Durham County Council is currently installing the £2.5 million SCOOT system which will see traffic lights placed on a reconfigured Leazes Bowl roundabout. These follow lights installed on Gilesgate roundabout earlier in the year as part of a system which will result in easier journeys in the future. Improvements are also being made to both pedestrian and cycling facilities.
In order to complete the next stage of the works there will be significant restrictions on those travelling to and from the direction of New Elvet Bridge and motorists are being asked to consider alternative routes. This stage will start on Monday, 22 August and last for up to six weeks.
This phase of works was initially scheduled to last for ten weeks – spanning the summer holidays. However the duration has been minimised by carrying out a lot of this work within earlier phases, reducing the most disruptive part of the scheme as much as possible.
The restrictions will mean that people travelling eastbound on the A690 will not be able to turn right onto New Elvet Bridge after crossing Milburngate Bridge – instead being diverted up and round Gilesgate roundabout.
Those approaching Leazes Bowl roundabout from New Elvet Bridge will not be able to turn right towards Gilesgate Roundabout and will be diverted via Claypath instead.
While this stage of the work is ongoing, several bus services will be using different routes and members of the public are advised to check with their bus operator.
In order to help people travelling from the south of the city to Old Elvet, the restriction on turning right onto the street before reaching New Elvet Bridge will be lifted for the duration of this phase.
The works are the last phase before the resurfacing of the area which will complete the major works needed for the scheme.
Adrian White, head of transport and contract services, said: “We’re extremely grateful to everyone for their continued patience while we carry out these vital improvements which promise easier journeys in the future. We’ve now reached the most disruptive part of the works but, by constantly revising and adapting our approach to help the public, we’ve been able to reduce this stage by a month.”
With a world-class summer celebration of culture underway across the county, and a range of events running in and around the city, residents are being encouraged not to miss out but are asked to leave extra time for journeys and consider using the council’s park and ride service.
Cllr Neil Foster, Cabinet member for economic regeneration and culture, said: “There’s an array of amazing events happening across the city this summer so please don’t be put off by the improvement works.

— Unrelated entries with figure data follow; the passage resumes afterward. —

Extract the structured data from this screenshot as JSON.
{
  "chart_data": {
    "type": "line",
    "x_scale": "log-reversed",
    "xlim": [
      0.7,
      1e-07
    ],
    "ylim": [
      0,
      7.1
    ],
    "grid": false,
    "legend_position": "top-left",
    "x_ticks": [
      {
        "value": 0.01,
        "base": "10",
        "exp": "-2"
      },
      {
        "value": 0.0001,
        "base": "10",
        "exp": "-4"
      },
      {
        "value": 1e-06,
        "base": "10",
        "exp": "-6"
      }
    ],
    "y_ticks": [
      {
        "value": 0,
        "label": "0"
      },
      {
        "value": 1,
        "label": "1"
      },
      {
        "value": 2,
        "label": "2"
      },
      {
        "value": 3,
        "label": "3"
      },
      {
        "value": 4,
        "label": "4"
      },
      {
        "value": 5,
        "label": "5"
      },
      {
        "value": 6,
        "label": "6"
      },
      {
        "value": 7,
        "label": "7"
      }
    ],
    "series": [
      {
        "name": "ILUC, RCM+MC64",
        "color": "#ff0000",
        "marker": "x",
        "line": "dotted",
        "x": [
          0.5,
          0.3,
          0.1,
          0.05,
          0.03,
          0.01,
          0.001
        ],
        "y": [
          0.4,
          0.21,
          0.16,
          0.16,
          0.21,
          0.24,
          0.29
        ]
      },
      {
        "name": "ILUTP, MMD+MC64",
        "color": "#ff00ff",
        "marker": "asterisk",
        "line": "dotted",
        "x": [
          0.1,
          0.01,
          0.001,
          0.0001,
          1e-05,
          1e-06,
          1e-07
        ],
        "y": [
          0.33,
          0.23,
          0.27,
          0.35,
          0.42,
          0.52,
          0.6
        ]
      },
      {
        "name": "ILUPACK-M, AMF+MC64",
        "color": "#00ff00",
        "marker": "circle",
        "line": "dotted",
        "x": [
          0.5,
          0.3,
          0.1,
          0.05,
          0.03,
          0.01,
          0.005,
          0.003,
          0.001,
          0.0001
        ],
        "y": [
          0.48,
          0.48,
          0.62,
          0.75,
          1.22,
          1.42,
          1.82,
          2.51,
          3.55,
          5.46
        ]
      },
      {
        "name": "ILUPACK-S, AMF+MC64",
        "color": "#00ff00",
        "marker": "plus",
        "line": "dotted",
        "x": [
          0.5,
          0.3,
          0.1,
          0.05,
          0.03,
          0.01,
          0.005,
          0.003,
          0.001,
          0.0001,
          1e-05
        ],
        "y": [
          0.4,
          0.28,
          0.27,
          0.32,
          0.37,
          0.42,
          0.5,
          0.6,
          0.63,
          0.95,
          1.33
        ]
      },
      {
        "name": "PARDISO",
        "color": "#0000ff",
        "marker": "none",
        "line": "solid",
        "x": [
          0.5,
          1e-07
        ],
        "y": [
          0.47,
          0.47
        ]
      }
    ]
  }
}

With the Durham Remembers programme, Open Treasure at the Cathedral, a series of family activities at the newly refurbished Wharton Park and the Durham Business Improvement District putting on a range of events in the city centre, Durham is very much open for business.”
Gilesgate works have now been completed, with the exception of some short-term resurfacing work later in the year. The traffic lights are working but have been optimised to help people travelling through the ongoing improvements on Leazes Bowl roundabout meaning traffic is temporarily slower for those heading into Durham from the A690.

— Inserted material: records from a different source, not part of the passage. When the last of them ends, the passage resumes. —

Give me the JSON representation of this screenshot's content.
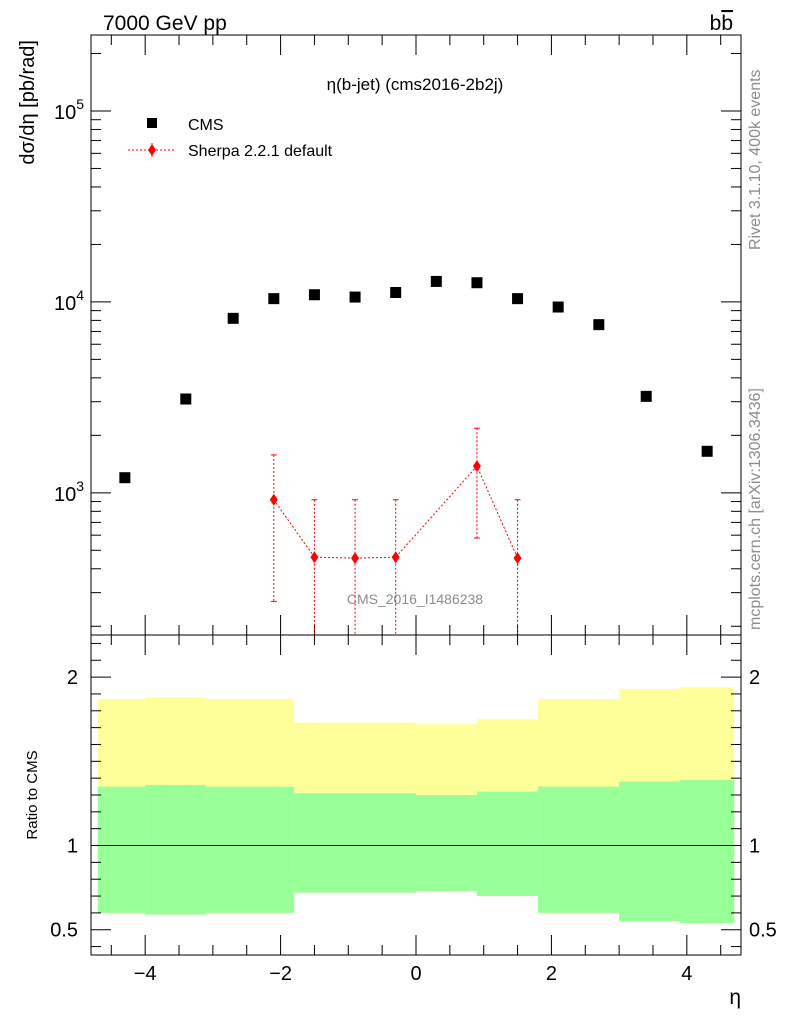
{
  "header": {
    "left": "7000 GeV pp",
    "right_base": "b",
    "right_bar": "b"
  },
  "side_texts": {
    "rivet": "Rivet 3.1.10,  400k events",
    "mcplots": "mcplots.cern.ch [arXiv:1306.3436]"
  },
  "chart_data": [
    {
      "type": "scatter",
      "title": "η(b-jet) (cms2016-2b2j)",
      "ylabel": "dσ/dη [pb/rad]",
      "yscale": "log",
      "ylim": [
        180,
        250000
      ],
      "xlim": [
        -4.8,
        4.8
      ],
      "y_ticks": [
        {
          "value": 1000,
          "base": "10",
          "exp": "3"
        },
        {
          "value": 10000,
          "base": "10",
          "exp": "4"
        },
        {
          "value": 100000,
          "base": "10",
          "exp": "5"
        }
      ],
      "watermark": "CMS_2016_I1486238",
      "legend_position": "top-left",
      "series": [
        {
          "name": "CMS",
          "color": "#000000",
          "marker": "square",
          "x": [
            -4.3,
            -3.4,
            -2.7,
            -2.1,
            -1.5,
            -0.9,
            -0.3,
            0.3,
            0.9,
            1.5,
            2.1,
            2.7,
            3.4,
            4.3
          ],
          "y": [
            1200,
            3100,
            8200,
            10400,
            10900,
            10600,
            11200,
            12800,
            12600,
            10400,
            9400,
            7600,
            3200,
            1650
          ]
        },
        {
          "name": "Sherpa 2.2.1 default",
          "color": "#ff0000",
          "marker": "diamond",
          "line": "dotted",
          "x": [
            -2.1,
            -1.5,
            -0.9,
            -0.3,
            0.9,
            1.5
          ],
          "y": [
            920,
            460,
            455,
            460,
            1380,
            455
          ],
          "err_low": [
            270,
            100,
            100,
            100,
            580,
            100
          ],
          "err_high": [
            1580,
            920,
            920,
            920,
            2180,
            920
          ]
        }
      ]
    },
    {
      "type": "area",
      "ylabel": "Ratio to CMS",
      "xlabel": "η",
      "xlim": [
        -4.8,
        4.8
      ],
      "ylim": [
        0.35,
        2.25
      ],
      "y_ticks": [
        {
          "value": 0.5,
          "label": "0.5"
        },
        {
          "value": 1,
          "label": "1"
        },
        {
          "value": 2,
          "label": "2"
        }
      ],
      "x_ticks": [
        {
          "value": -4,
          "label": "−4"
        },
        {
          "value": -2,
          "label": "−2"
        },
        {
          "value": 0,
          "label": "0"
        },
        {
          "value": 2,
          "label": "2"
        },
        {
          "value": 4,
          "label": "4"
        }
      ],
      "reference_line": 1,
      "bins": [
        -4.7,
        -4.0,
        -3.1,
        -1.8,
        0.0,
        0.9,
        1.8,
        3.0,
        3.9,
        4.7
      ],
      "bands": [
        {
          "color": "#ffff99",
          "low": [
            0.6,
            0.59,
            0.6,
            0.72,
            0.73,
            0.7,
            0.6,
            0.55,
            0.54
          ],
          "high": [
            1.87,
            1.88,
            1.87,
            1.73,
            1.72,
            1.75,
            1.87,
            1.93,
            1.94
          ]
        },
        {
          "color": "#99ff99",
          "low": [
            0.6,
            0.59,
            0.6,
            0.72,
            0.73,
            0.7,
            0.6,
            0.55,
            0.54
          ],
          "high": [
            1.35,
            1.36,
            1.35,
            1.31,
            1.3,
            1.32,
            1.35,
            1.38,
            1.39
          ]
        }
      ]
    }
  ]
}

People can see full details at which includes links to information about bus services, traffic cameras that people can check before setting off and tips to avoid delays. Motorists are also advised to keep up to date with the latest on social media using #LeazesBowl.

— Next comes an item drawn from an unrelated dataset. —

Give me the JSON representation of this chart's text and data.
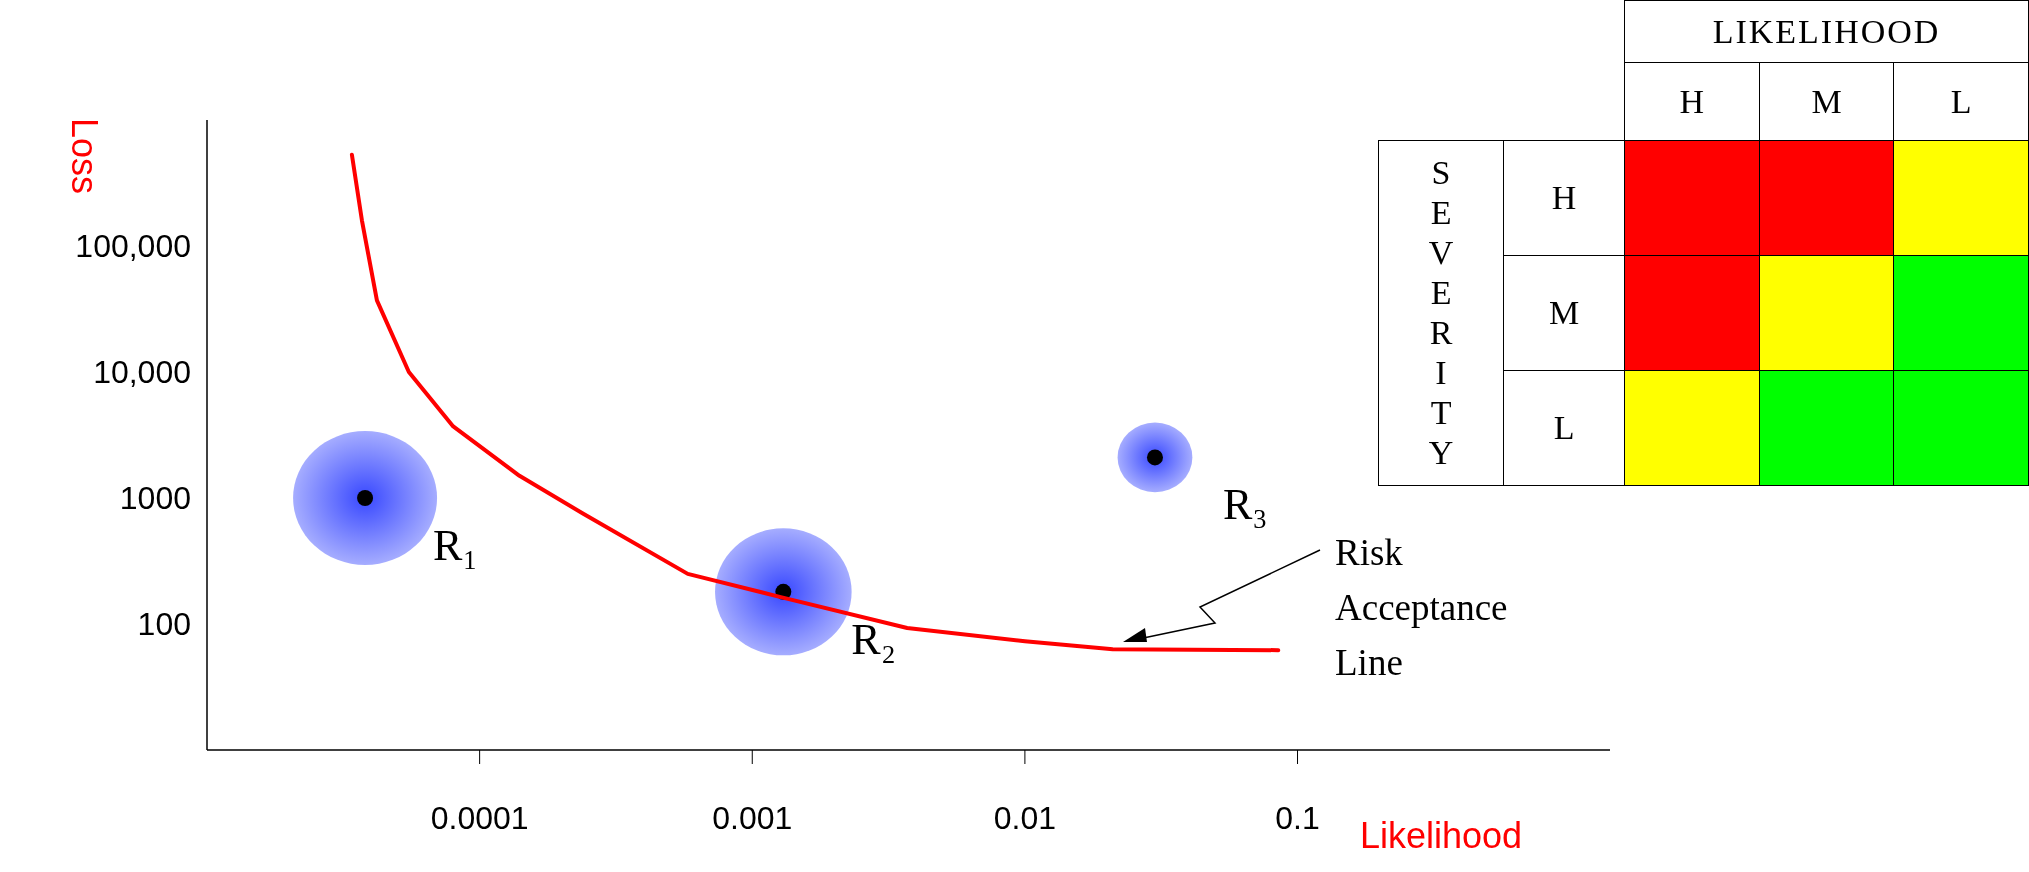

Once installed, the new traffic lights will be coordinated with those in place on the Gilesgate and Milburngate roundabouts to better manage the flow of vehicles through the city. This will mean much more predictable travel through Durham City at peak times making journeys easier for motorists and helping bus operators to plan services.
It will also enable the council to more effectively deal with the impacts of incidents and planned events on the road network. The council hopes to start using the SCOOT system in 2017.